Original German WWII SS NCO Gas Protection Specialist Work Jack Drilljacke

Item Description

Original Item: One-of-a-kind. This is a rare German WWII SS Herring Bone Twill constructed Drilljacke (Drill Work Jacket) issued to an NCO in the SS Supply Corps. This used but very good condition Drilljacke features five pebbled front buttons which are removable. The buttons are manufacturer marked with the letters T & G on the underside. Jacket features a pair of shoulder boards with loops and light blue piping (SS Supply Corps) with sewn-on corporal's braids, SS Gas Protection NCO Specialist Sleeve Badge, and outline where SS sleeve eagle was once attached and Sergeant's collar piping. The interior has no marking (worn away) but it does have a prominent ink stamp that reads 49323 with a blue border.
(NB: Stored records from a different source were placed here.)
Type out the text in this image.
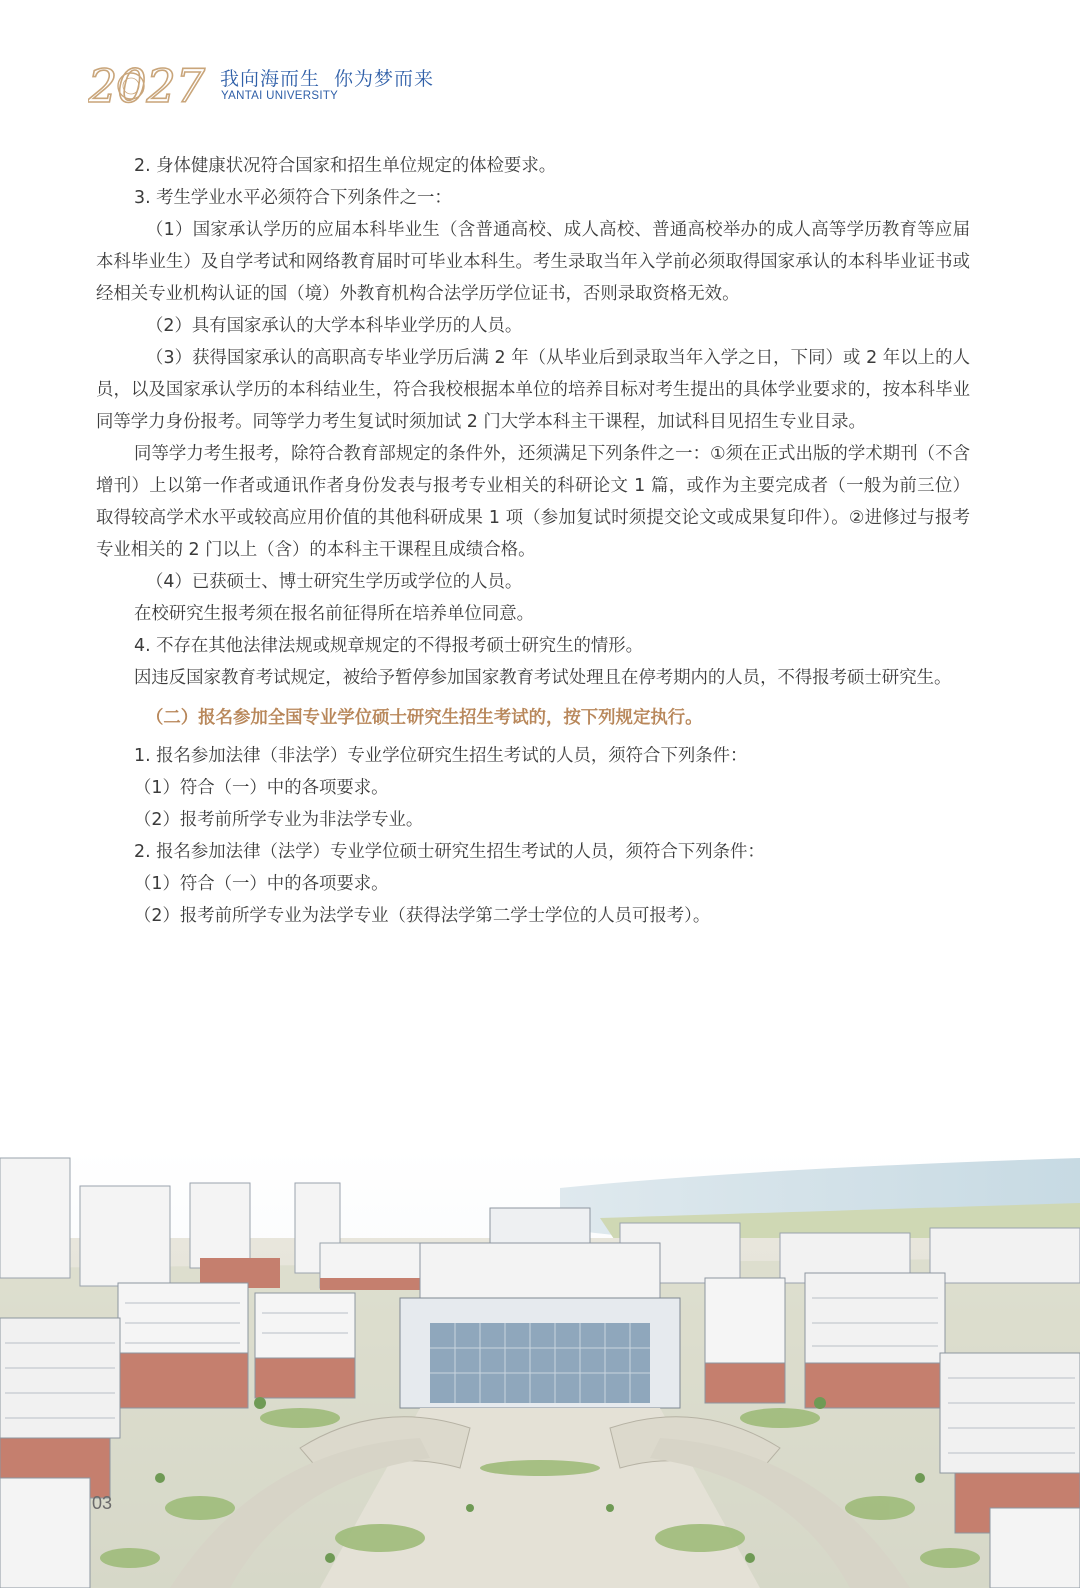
2027 我向海而生 你为梦而来
YANTAI UNIVERSITY

2. 身体健康状况符合国家和招生单位规定的体检要求。

3. 考生学业水平必须符合下列条件之一：

（1）国家承认学历的应届本科毕业生（含普通高校、成人高校、普通高校举办的成人高等学历教育等应届本科毕业生）及自学考试和网络教育届时可毕业本科生。考生录取当年入学前必须取得国家承认的本科毕业证书或经相关专业机构认证的国（境）外教育机构合法学历学位证书，否则录取资格无效。

（2）具有国家承认的大学本科毕业学历的人员。

（3）获得国家承认的高职高专毕业学历后满 2 年（从毕业后到录取当年入学之日，下同）或 2 年以上的人员，以及国家承认学历的本科结业生，符合我校根据本单位的培养目标对考生提出的具体学业要求的，按本科毕业同等学力身份报考。同等学力考生复试时须加试 2 门大学本科主干课程，加试科目见招生专业目录。

同等学力考生报考，除符合教育部规定的条件外，还须满足下列条件之一：①须在正式出版的学术期刊（不含增刊）上以第一作者或通讯作者身份发表与报考专业相关的科研论文 1 篇，或作为主要完成者（一般为前三位）取得较高学术水平或较高应用价值的其他科研成果 1 项（参加复试时须提交论文或成果复印件）。②进修过与报考专业相关的 2 门以上（含）的本科主干课程且成绩合格。

（4）已获硕士、博士研究生学历或学位的人员。

在校研究生报考须在报名前征得所在培养单位同意。

4. 不存在其他法律法规或规章规定的不得报考硕士研究生的情形。

因违反国家教育考试规定，被给予暂停参加国家教育考试处理且在停考期内的人员，不得报考硕士研究生。

（二）报名参加全国专业学位硕士研究生招生考试的，按下列规定执行。

1. 报名参加法律（非法学）专业学位研究生招生考试的人员，须符合下列条件：

（1）符合（一）中的各项要求。

（2）报考前所学专业为非法学专业。

2. 报名参加法律（法学）专业学位硕士研究生招生考试的人员，须符合下列条件：

（1）符合（一）中的各项要求。

（2）报考前所学专业为法学专业（获得法学第二学士学位的人员可报考）。

03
This is a stamp from the Moscow Film Studio where this jacket was acquired in the early 1990s. IMA purchased this jacket directly from the Russian citizen that purchased it from the film studio. The jacket is 100% authentic in every aspect despite having been the property of a film studio wardrobe department.

Approximate Tunic Measurements:
Collar to shoulder: 8"
Shoulder to sleeve: 21"
Shoulder to shoulder: 15"
Chest width: 15"
Waist width: 15"
Hip width: 17"
Front length: 25"

During the reorganization of the army in April 1933, a new grey drill uniform or "Drillichanzug" - a direct descendent of the Reichheer's 'Moleskinanzu"- was released. The new outfit was composed of off-white, at times greyish linen tunic (Drillichjacke) and trousers 'Drillichose) with just the rank insignias on it. It was used by all recruits in quarters and was used exclusively as the working and campaign uniform by the troops. The tunic was furnished with five buttons, had a closed collar and two lower, no flap, bag pockets without buttons. It was hung by means of the inside waist strap.

Because of the conditions on the many fronts and the fact that conflicts quickly flared up across much of the Greater Germany landmass, the color of this fatigue uniform didn't really match the new camouflage concepts. Just after February 1940, orders were issued to produce these uniforms in olive green.

During the summer months, the drill uniform began to be used showing the same insignia and emblems as that used with the combat jacket in open contravention of regulations. It was a completely practical uniform that moved the Army Ministry to demand a new, specific, summer tunic in early 1942 for combat and duty job fashioned after the 'Feldbluse'.

Apparently, the advent of the new 1944 uniform affected the 'Drillich' although there is no record that an eventual summer version of this late uniform was ever developed.
By an order of February 12th, 1940 the Drilljacke had to be manufactured in green. This new version was very popular at the front during the summer as a cooler alternative to the combat jacket and also as an overall.